Kedua : Perusahaan-perusahaan yang menabungkan uangnya di bank dengan bunga, tidak dibolehkan bagi orang yang mengetahuinya untuk ikut andil menanam saham padanya.
Wabillahit taufiq, dan semoga shalawat dan salam senantiasa dilimpahkan kepada Nabi Muhammad, keluarga dan sahabatnya.([3])

  1. Pertanyaan.
Apakah boleh ikut serta menanam modal pada perusahaan-perusahaan dan badan usaha yang menjual sahamnya secara terbuka ke masyarakat, sedangkan kami merasa curiga bahwa perusahaan-perusahaan atau badan usaha-badan usaha tersebut melakukan praktek riba dalam berbagai transaksinya, sedangkan kami belum mampu untuk membuktikannya? Perlu diketahui bahwa kami juga tidak mampu untuk membuktikannya, kami hanya mendengar hal itu dari pembicaraan orang lain.
Jawaban:
Perusahaan atau badan usaha yang tidak menjalankan praktek riba, tidak juga hal haram lainnya, boleh untuk ikut serta menanamkan saham padanya. Adapun perusahaan yang menjalankan praktek riba atau suatu transaksi haram lainnya, maka haram untuk ikut andil menanam saham padanya. Dan bila seorang muslim meragukan perihal suatu perusahaan, maka yang lebih selamat ialah dengan tidak ikut menanam saham padanya, sebagai penerapan terhadap hadits berikut:
(دع ما يريبك إلى ما لا يريبك)
"Tinggalkanlah suatu yang meragukanmu menuju kepada hal yang tidak meragukanmu".([4]) Dan sabda Nabi r pada hadits lainnya: 
من اتقى الشُّبهات فقد استبرأ لدينه وعرضه
"Barang siapa menghindari syubhat, berarti ia telah menjaga agama dan kehormatannya."([5])  
            Wabillahit taufiq, dan semoga shalawat dan salam senantiasa dilimpahkan kepada Nabi Muhammad, keluarga dan sahabatnya.([6])  

  1. Pertanyaan :
Apa hukumnya menanam saham di perusahaan dan bank? Dan apakah boleh bagi seorang penanam modal pada suatu perusahaan atau bank untuk menjual saham miliknya seusai ia menanamkannya di kantor-kantor penjualan dan pembelian saham, yang amat dimungkinkan harga jualnya melebihi harga saham pada saat ia menanamkannya? Dan apa hukum keuntungan yang didapat oleh pemegang saham pada setiap tahun dari keseluruhan saham yang ia miliki?
Jawaban: Menanamkan modal di bank atau perusahaan yang bertransaksi dengan cara riba tidak boleh, dan bila penanam modal hendak melepaskan dirinya dari keikut sertaannya dalam perusahaan riba tersebut, maka hendaknya ia melelang sahamnya dengan harga yang berlaku di pasar modal, kemudian dari hasil penjualannya ia hanya mengambil modal asalnya, sedangkan sisanya ia infakkan di berbagai jalan kebaikan. Tidak halal baginya untuk mengambil sedikitpun dari bungan atau keuntungan sahamnya.
Adapun menanamkan modal di perusahaan yang tidak menjalankan transaksi riba, maka keuntungan yang ia peroleh adalah halal.
Wabillahit taufiq, dan semoga shalawat dan salam senantiasa dilimpahkan kepada Nabi Muhammad, keluarga dan sahabatnya.([7])  

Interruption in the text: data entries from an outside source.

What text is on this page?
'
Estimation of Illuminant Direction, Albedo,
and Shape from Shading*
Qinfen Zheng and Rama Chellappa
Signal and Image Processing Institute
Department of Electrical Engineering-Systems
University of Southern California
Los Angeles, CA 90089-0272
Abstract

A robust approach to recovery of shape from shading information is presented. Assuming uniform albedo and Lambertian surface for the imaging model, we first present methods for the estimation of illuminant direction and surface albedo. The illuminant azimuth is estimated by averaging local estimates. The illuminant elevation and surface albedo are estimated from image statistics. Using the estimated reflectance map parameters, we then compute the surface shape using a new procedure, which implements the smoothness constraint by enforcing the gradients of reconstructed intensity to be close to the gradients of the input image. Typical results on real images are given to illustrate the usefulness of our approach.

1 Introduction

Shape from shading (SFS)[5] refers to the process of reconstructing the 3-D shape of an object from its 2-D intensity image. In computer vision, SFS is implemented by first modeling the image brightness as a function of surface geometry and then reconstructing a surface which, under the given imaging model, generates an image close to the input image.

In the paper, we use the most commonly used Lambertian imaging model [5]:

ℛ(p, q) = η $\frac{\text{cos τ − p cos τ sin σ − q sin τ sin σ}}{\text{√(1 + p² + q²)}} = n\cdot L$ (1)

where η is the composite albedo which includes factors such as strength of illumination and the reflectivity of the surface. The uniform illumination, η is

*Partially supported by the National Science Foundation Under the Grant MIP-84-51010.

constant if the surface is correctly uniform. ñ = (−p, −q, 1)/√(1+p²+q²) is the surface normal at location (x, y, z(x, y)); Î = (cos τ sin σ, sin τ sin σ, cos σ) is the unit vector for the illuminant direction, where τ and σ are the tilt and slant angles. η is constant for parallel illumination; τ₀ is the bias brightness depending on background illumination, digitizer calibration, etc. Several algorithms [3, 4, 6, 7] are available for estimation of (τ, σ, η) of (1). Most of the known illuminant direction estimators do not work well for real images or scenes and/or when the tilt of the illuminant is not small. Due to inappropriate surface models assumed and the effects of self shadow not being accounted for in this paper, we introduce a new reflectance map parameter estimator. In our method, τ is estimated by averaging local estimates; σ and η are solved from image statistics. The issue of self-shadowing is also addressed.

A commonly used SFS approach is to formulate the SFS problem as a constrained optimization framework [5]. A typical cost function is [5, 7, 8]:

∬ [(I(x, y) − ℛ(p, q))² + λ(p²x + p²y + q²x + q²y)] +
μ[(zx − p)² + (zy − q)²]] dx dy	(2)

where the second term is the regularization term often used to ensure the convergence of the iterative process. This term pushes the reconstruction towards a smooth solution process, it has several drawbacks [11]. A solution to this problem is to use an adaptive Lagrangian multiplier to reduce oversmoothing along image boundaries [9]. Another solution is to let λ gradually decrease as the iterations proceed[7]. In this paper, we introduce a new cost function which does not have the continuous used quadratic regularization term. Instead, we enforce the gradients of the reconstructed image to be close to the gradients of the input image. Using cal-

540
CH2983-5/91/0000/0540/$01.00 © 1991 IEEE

  1. Fatwa Al Majma' Al Fiqhy Al Islamy (Badan Fiqih Islam) dibawah Organisasi Rabithoh Alam Islami.
Segala puji hanya milik Allah, sholawat dan salam semoga terlimpahkan kepada Nabi yang tiada nabi setelahnya, yaitu pemimpin kita sekaligus nabi kita Muhammad, dan kepada keluarga, dan sahabatnya.
Amma ba'du:
Sesungguhnya anggota rapat Al Majma' Al Fiqhy di bawah Robithoh Alam Islami pada rapatnya ke-14, yang diadakan di kota Makah Al Mukarramah, dan yang dimulai dari hari Sabtu tanggal 20 Sya'ban 1415 H dan yang bertepatan dengan tanggal 21 Januari 1995 M, telah membahas permasalahan ini (jual beli saham perusahaan-pen) dan kemudian menghasilkan keputusan berikut:
1.            Karena hukum dasar dalam perniagaan adalam halal dan mubah, maka mendirikan suatu perusahaan publik yang bertujuan dan bergerak dalam hal yang mubah adalah dibolehkan menurut syari'at.
2.            Tidak diperselisihkan akan keharaman ikut serta menanam saham pada perusahaan-perusahaan yang tujuan utamanya diharamkan, misalnya bergerak dalam transaksi riba, atau memproduksi barang-barang haram, atau memperdagangkannya.
3.            Tidak dibolehkan bagi seorang muslim untuk membeli saham perusahaan atau badan usaha yang pada sebagian usahanya menjalankan praktek riba, sedangkan pembelinya mengetahui akan hal itu.
4.            Bila ada seseorang yang terlanjur membeli saham suatu perusahaan sedangkan ia tidak mengetahui bahwa perusahaan tersebut menjalankan transaksi riba, lalu dikemudian hari ia mengetahui hal tersbeut, maka ia wajib untuk keluar dari perusahaan tersebut.
Keharaman membeli saham perusahaan tersebut telah jelas, berdasarkan keumuman dalil-dalil Al Qur'an dan As Sunnah yang mengharamkan riba. Hal ini dikarenakan membeli saham perusahaan yang menjalankan transaksi riba sedangkan pembelinya telah mengetahui akan hal itu, berarti pembeli telah ikut ambil andil dalam transaksi riba. Yang demikian itu karena saham merupakan bagian dari modal perusahaan, sehingga pemiliknya ikut memiliki sebagian dari aset perusahaan. Sehingga seluruh harta yang dipiutangkan oleh perusahaan dengan mewajibkan bunga atau yang harta dihutang oleh perusahaan dengan ketentuan membayar bunga, maka pemilik saham telah memiliki bagian dan andil darinya. Hal ini disebabkan orang-orang (pelaksana perusahaan-pen) yang menghutangkan atau menerima piutang dengan ketentuan membayar bunga, sebenarnya adalah perwakilan dari pemilik saham, dan mewakilkan seseorang untuk melakukan pekerjaan yang diharamkan hukumnya tidak boleh.
Semoga shalawat dan salam yang berlimpah senantiasa dikaruniakan kepada Nabi Muhammad, keluarga dan sahabatnya. Dan segala puji hanya milik Allah, Tuhan semesta Alam.([8])
            Demikian yang dapat saya sampaikan untuk menjawab pertanyaan antum semoga bermanfaat bagi kita semua.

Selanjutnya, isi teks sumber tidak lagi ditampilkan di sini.